A sessão conjunta do Congresso realizada na terça-feira passada expôs mais um capítulo da queda de braço entre o governo e o Legislativo. Mas, desta vez, o maior derrotado foi o consumidor de energia, que pagará caro por mais um desarranjo no disfuncional setor elétrico que deve custar R$ 197 bilhões em 25 anos, segundo a PSR, uma das principais consultorias do País.
A derrubada de vetos presidenciais à lei que criou o marco das eólicas em alto mar (offshore) passou longe do interesse público. Marcada pela subjacente disputa de poder entre o ministro de Minas e Energia, Alexandre Silveira, e o presidente do Senado, Davi Alcolumbre (União-AP), a votação resultou em incentivos descabidos e injustificáveis a todo tipo de fonte de energia, mesmo aquelas que há anos não precisam de qualquer benefício para se sustentar.

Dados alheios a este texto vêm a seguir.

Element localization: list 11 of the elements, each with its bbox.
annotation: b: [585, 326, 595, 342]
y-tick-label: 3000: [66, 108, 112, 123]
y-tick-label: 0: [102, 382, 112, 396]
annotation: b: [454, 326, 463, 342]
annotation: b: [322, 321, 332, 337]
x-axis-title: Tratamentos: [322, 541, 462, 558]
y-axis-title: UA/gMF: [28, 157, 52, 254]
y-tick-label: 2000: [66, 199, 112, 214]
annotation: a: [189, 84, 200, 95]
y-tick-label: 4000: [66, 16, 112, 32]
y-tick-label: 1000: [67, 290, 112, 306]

Generosos quando se trata de fazer cortesia com o chapéu alheio, os parlamentares garantiram a prorrogação de contratos firmados há 21 anos no âmbito do Proinfa. Criado após o racionamento de 2001, o programa estabeleceu incentivos vultosos para diversificar a matriz elétrica, garantindo a construção de algumas das primeiras pequenas centrais hidrelétricas (PCHs), eólicas e usinas de biomassa do País.
Vinte anos depois, o cenário mudou radicalmente. Com o avanço da tecnologia, os preços da energia renovável despencaram, a ponto de atualmente representarem quase metade da eletricidade gerada no País, segundo o Ministério de Minas e Energia.

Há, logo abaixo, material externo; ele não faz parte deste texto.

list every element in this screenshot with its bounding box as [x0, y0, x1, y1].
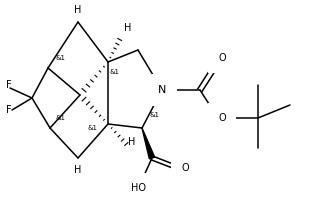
Text: &1: &1 [55, 115, 65, 121]
Text: &1: &1 [87, 125, 97, 131]
Text: O: O [181, 163, 189, 173]
Text: O: O [218, 113, 226, 123]
Text: H: H [74, 165, 82, 175]
Text: H: H [74, 5, 82, 15]
Text: &1: &1 [109, 69, 119, 75]
Polygon shape [142, 128, 155, 159]
Text: O: O [218, 53, 226, 63]
Text: F: F [6, 80, 12, 90]
Text: H: H [128, 137, 136, 147]
Text: N: N [158, 85, 166, 95]
Text: &1: &1 [150, 112, 160, 118]
Text: HO: HO [131, 183, 146, 193]
Text: F: F [6, 105, 12, 115]
Text: H: H [124, 23, 132, 33]
Text: &1: &1 [55, 55, 65, 61]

O encerramento dos contratos do Proinfa não extinguiria essas usinas pioneiras, mas obrigaria seus donos a reduzir substancialmente seus preços para vencer os leilões, e, portanto, sua margem de lucro. Hoje, elas geram energia a cerca de R$ 549,97 por megawatt-hora (MWh). Para ter uma ideia, no leilão de energia nova de 2022, eólicas novinhas em folha foram contratadas a um preço médio de R$ 171,20 por megawatt-hora, incluindo sua construção.
Ainda assim, os parlamentares acharam por bem assegurar a renovação dos contratos dessas usinas já completamente amortizadas por preços absurdos por mais 20 anos, e mesmo que não haja demanda para essa eletricidade. Para não serem acusados de privilegiar um segmento em detrimento do outro, deputados e senadores também asseguraram uma reserva de mercado à produção de hidrogênio renovável a partir de etanol no Nordeste e a obrigação de contratação da energia gerada por eólicas no Sul.

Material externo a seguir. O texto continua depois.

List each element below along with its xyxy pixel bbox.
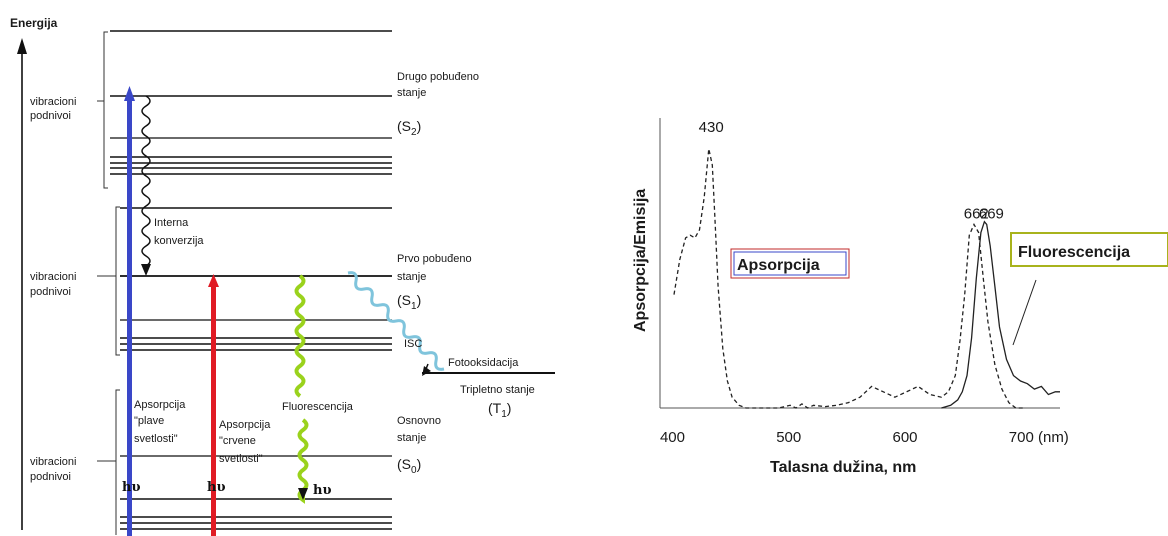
fluorescence-legend-pointer: [1012, 279, 1037, 346]
red-absorption-arrowhead: [208, 274, 219, 287]
spectrum-chart: Apsorpcija/Emisija Talasna dužina, nm 40…: [632, 118, 1168, 476]
x-tick-label: 500: [776, 429, 801, 446]
s1-label-1: Prvo pobuđeno: [397, 253, 472, 265]
hv-green: hυ: [313, 483, 331, 498]
isc-wave: [347, 271, 445, 371]
peak-label: 662: [964, 205, 989, 222]
fluorescence-legend-box: [1010, 232, 1168, 267]
fluorescence-legend-label: Fluorescencija: [1018, 244, 1130, 261]
s0-symbol: (S0): [397, 456, 421, 476]
triplet-label: Tripletno stanje: [460, 384, 535, 396]
internal-conversion-label-1: Interna: [154, 217, 189, 229]
abs-blue-label-3: svetlosti": [134, 433, 178, 445]
jablonski-diagram: Energija vibracioni podnivoi vibracioni …: [10, 16, 555, 536]
s0-energy-levels: [120, 455, 392, 530]
vib-label-s1-line1: vibracioni: [30, 271, 76, 283]
abs-blue-label-1: Apsorpcija: [134, 399, 186, 411]
s1-bracket: [115, 206, 120, 356]
fluorescence-arrowhead: [298, 488, 308, 500]
abs-blue-label-2: "plave: [134, 415, 164, 427]
peak-label: 430: [699, 119, 724, 136]
absorption-legend-inner: [733, 251, 847, 276]
blue-absorption-arrow: [127, 100, 132, 536]
internal-conversion-label-2: konverzija: [154, 235, 204, 247]
x-tick-label: 600: [893, 429, 918, 446]
s0-label-2: stanje: [397, 432, 426, 444]
hv-red: hυ: [207, 480, 225, 495]
internal-conversion-wave: [141, 95, 151, 267]
s2-bracket: [103, 31, 108, 189]
series-line-fluorescencija: [941, 220, 1060, 409]
series-line-apsorpcija: [673, 148, 1023, 409]
s1-label-2: stanje: [397, 271, 426, 283]
s2-energy-levels: [110, 30, 392, 175]
absorption-legend-box: [730, 248, 850, 279]
vib-label-s2-line2: podnivoi: [30, 110, 71, 122]
fluorescence-label: Fluorescencija: [282, 401, 354, 413]
chart-y-label: Apsorpcija/Emisija: [632, 189, 649, 332]
vib-label-s2-line1: vibracioni: [30, 96, 76, 108]
abs-red-label-2: "crvene: [219, 435, 256, 447]
isc-label: ISC: [404, 338, 422, 350]
vib-label-s0-line2: podnivoi: [30, 471, 71, 483]
vib-label-s1-line2: podnivoi: [30, 286, 71, 298]
s2-label-1: Drugo pobuđeno: [397, 71, 479, 83]
blue-absorption-arrowhead: [124, 86, 135, 101]
s1-symbol: (S1): [397, 292, 421, 312]
energy-axis-arrowhead: [17, 38, 27, 54]
s0-bracket: [115, 389, 120, 535]
triplet-symbol: (T1): [488, 400, 511, 420]
x-tick-label: 400: [660, 429, 685, 446]
s2-label-2: stanje: [397, 87, 426, 99]
internal-conversion-arrowhead: [141, 264, 151, 276]
abs-red-label-3: svetlosti": [219, 453, 263, 465]
abs-red-label-1: Apsorpcija: [219, 419, 271, 431]
chart-x-label: Talasna dužina, nm: [770, 459, 916, 476]
s2-symbol: (S2): [397, 118, 421, 138]
fluorescence-wave-upper: [294, 274, 306, 398]
red-absorption-arrow: [211, 286, 216, 536]
absorption-legend-label: Apsorpcija: [737, 257, 820, 274]
vib-label-s0-line1: vibracioni: [30, 456, 76, 468]
peak-label: 669: [979, 205, 1004, 222]
x-tick-label: 700 (nm): [1009, 429, 1069, 446]
x-tick-labels: 400 500 600 700 (nm): [660, 429, 1069, 446]
photooxidation-label: Fotooksidacija: [448, 357, 519, 369]
spectrum-series: [673, 148, 1060, 409]
energy-axis-label: Energija: [10, 16, 58, 30]
s1-energy-levels: [120, 207, 392, 351]
hv-blue: hυ: [122, 480, 140, 495]
isc-arrowhead: [422, 366, 431, 376]
s0-label-1: Osnovno: [397, 415, 441, 427]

Eis a razão pela qual o Brasil é conhecido como o país da energia barata e da conta cara. Todos esses custos serão repassados às contas de luz, exigindo reajustes mais elevados nas tarifas de energia. Outros trechos da lei que haviam sido vetados pelo presidente Lula da Silva ficaram para a sessão conjunta do Congresso que será realizada em julho, mas, a julgar pela votação desta semana, tudo indica que eles serão derrubados, garantindo benesses também a termoelétricas a gás, painéis solares e até mesmo usinas movidas a carvão, independentemente do custo e das externalidades.
Ao derrubar os vetos, os parlamentares não afrontaram somente o ministro Silveira e o presidente Lula. Quem está sob ataque é o marco do setor elétrico, que estabeleceu condições para a concorrência entre as mais diversas fontes de energia nos leilões a fim de impedir que um apagão como o de 2001 voltasse a acontecer. Entre seus princípios estava garantir a qualidade e a continuidade do serviço com modicidade tarifária, ou seja, pela menor tarifa possível para o consumidor.
A lei, por óbvio, precisa de mudanças para aprimorar o planejamento e a segurança do setor elétrico, que mais recentemente passou a ter de lidar com desafios adicionais, como a intermitência das fontes renováveis e os eventos climáticos extremos. Mais uma vez, no entanto, os parlamentares optaram por privilegiar os empresários que orbitam no Congresso em detrimento do interesse público. Quando a conta chegar – e ela chegará –, responsabilizarão a Agência Nacional de Energia Elétrica (Aneel), como se não tivessem qualquer responsabilidade sobre o tarifaço que ela terá de aplicar.